Rudy Giuliani: The Combover Years


Phil Klein of the American Spectator links to a cache of great old interviews with U.S. Attorney Giuliani. I've seen the interviews for an upcoming piece I'm writing on Rudy, and they can be a slog, but Klein sums up the best bits.

Giuliani offers his philosophy of criminal justice in the context of the passage of a major crime bill that year. On the hot button issues of the day, he says he supports capital punishment, but also waiting periods and background checks for purchasing guns. Much of the discussion centers around his belief that the justice system had drifted too far in the direction of protecting the accused and convicted, to the detriment of victims of crime. "I think we've moved away from the model of America that most of us grew up with 20, 30, years ago, which is one where we emphasize individual responsibility," he said in the first interview. He later adds: "I consider myself a very firm believer in due process, and a libertarian in that sense, but I think we became almost stupid in our excessiveness in the way in which we were protecting, overprotecting the rights of people, to the disadvantage of other people."

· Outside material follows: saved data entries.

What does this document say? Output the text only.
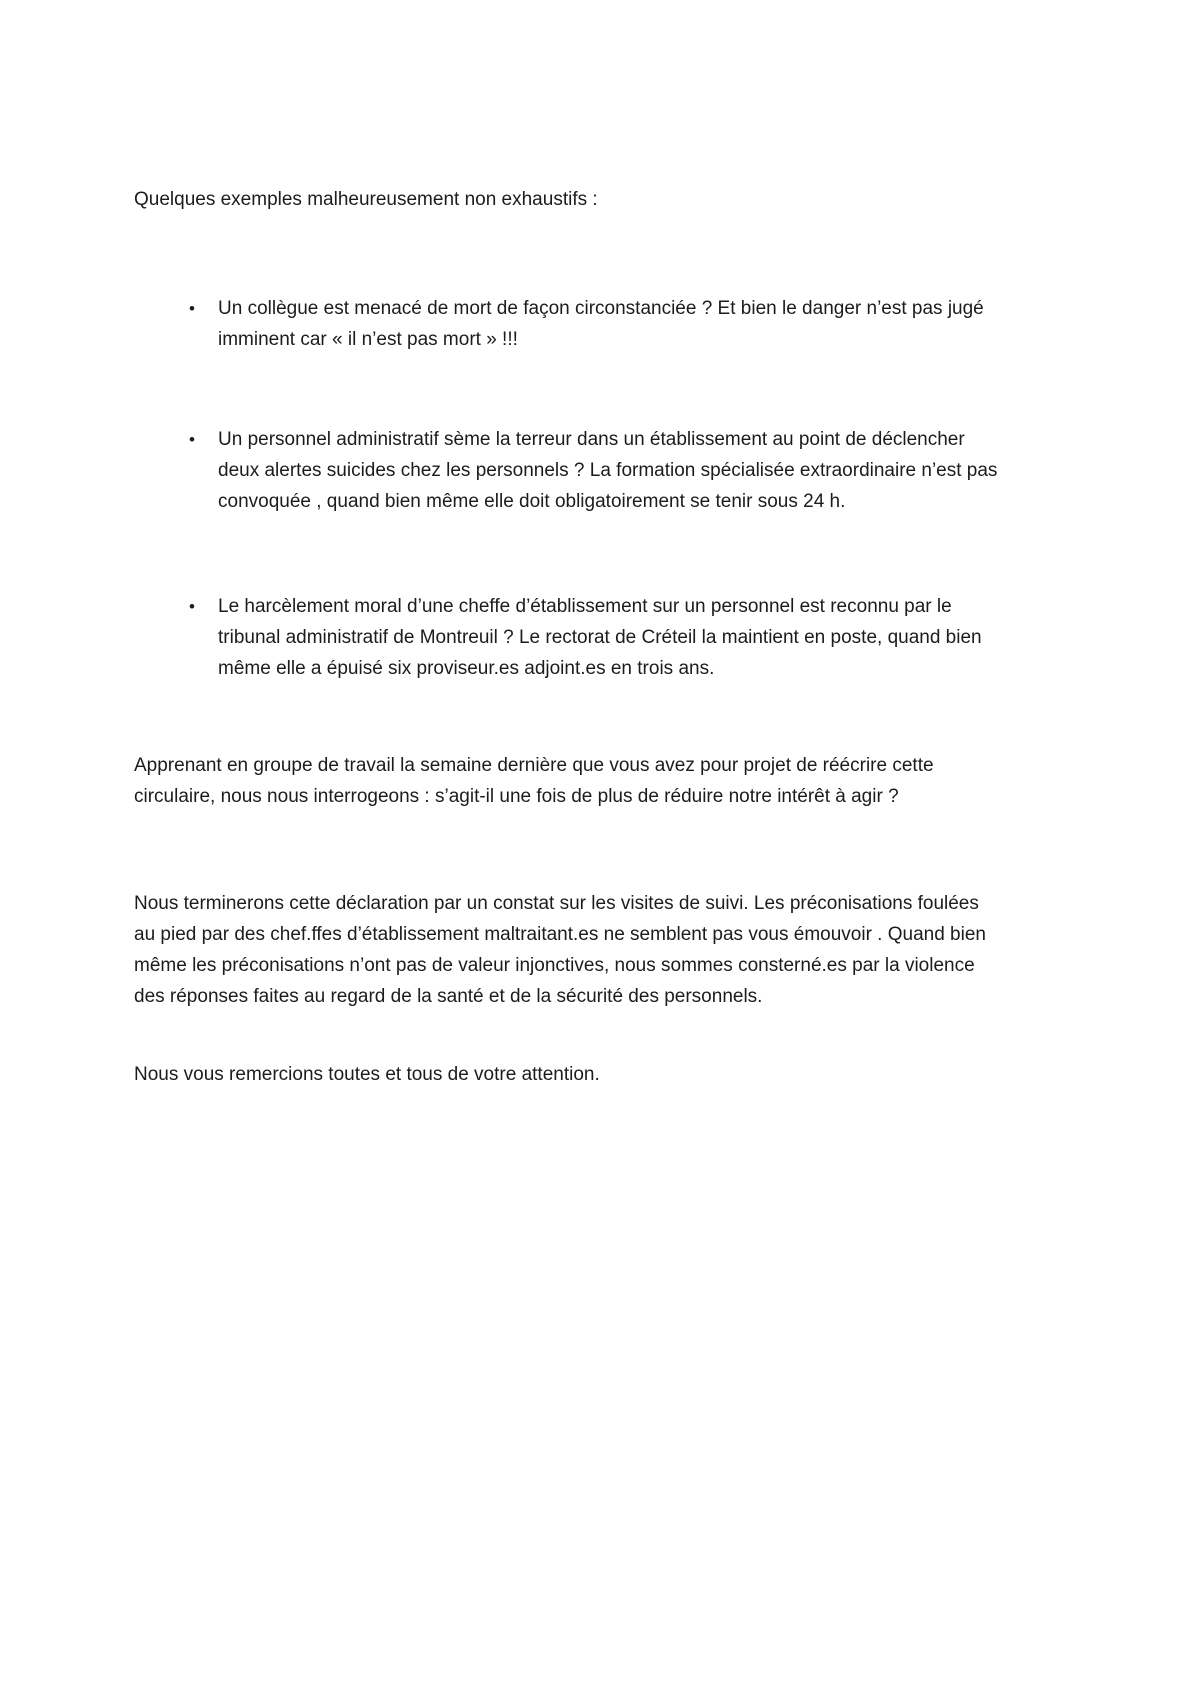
Quelques exemples malheureusement non exhaustifs :
•	Un collègue est menacé de mort de façon circonstanciée ? Et bien le danger n’est pas jugé
imminent car « il n’est pas mort » !!!
•	Un personnel administratif sème la terreur dans un établissement au point de déclencher
deux alertes suicides chez les personnels ? La formation spécialisée extraordinaire n’est pas
convoquée , quand bien même elle doit obligatoirement se tenir sous 24 h.
•	Le harcèlement moral d’une cheffe d’établissement sur un personnel est reconnu par le
tribunal administratif de Montreuil ? Le rectorat de Créteil la maintient en poste, quand bien
même elle a épuisé six proviseur.es adjoint.es en trois ans.
Apprenant en groupe de travail la semaine dernière que vous avez pour projet de réécrire cette
circulaire, nous nous interrogeons : s’agit-il une fois de plus de réduire notre intérêt à agir ?
Nous terminerons cette déclaration par un constat sur les visites de suivi. Les préconisations foulées
au pied par des chef.ffes d’établissement maltraitant.es ne semblent pas vous émouvoir . Quand bien
même les préconisations n’ont pas de valeur injonctives, nous sommes consterné.es par la violence
des réponses faites au regard de la santé et de la sécurité des personnels.
Nous vous remercions toutes et tous de votre attention.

I don't think Giuliani has moved that position in 23 years. This is the cornerstone of his philosophy: For liberty to thrive, you need to dramatically empower the state and the legal system. Criminals and would-be criminals should have less freedom in order for the rest of us to enjoy our freedoms. This is the framework he's applied to basically every issue up to and including "the terrorists' war against us." When it comes to that, as one Republican senator said during the debate on wiretapping, "free speech doesn't mean much if you're dead."

Incidentally, this is one reason Giuliani's popularity hasn't really faded in the six years since 9/11 or in the heat of the GOP primary: This philosophy has always been popular among a certain segment of the American electorate and a large chunk of the GOP.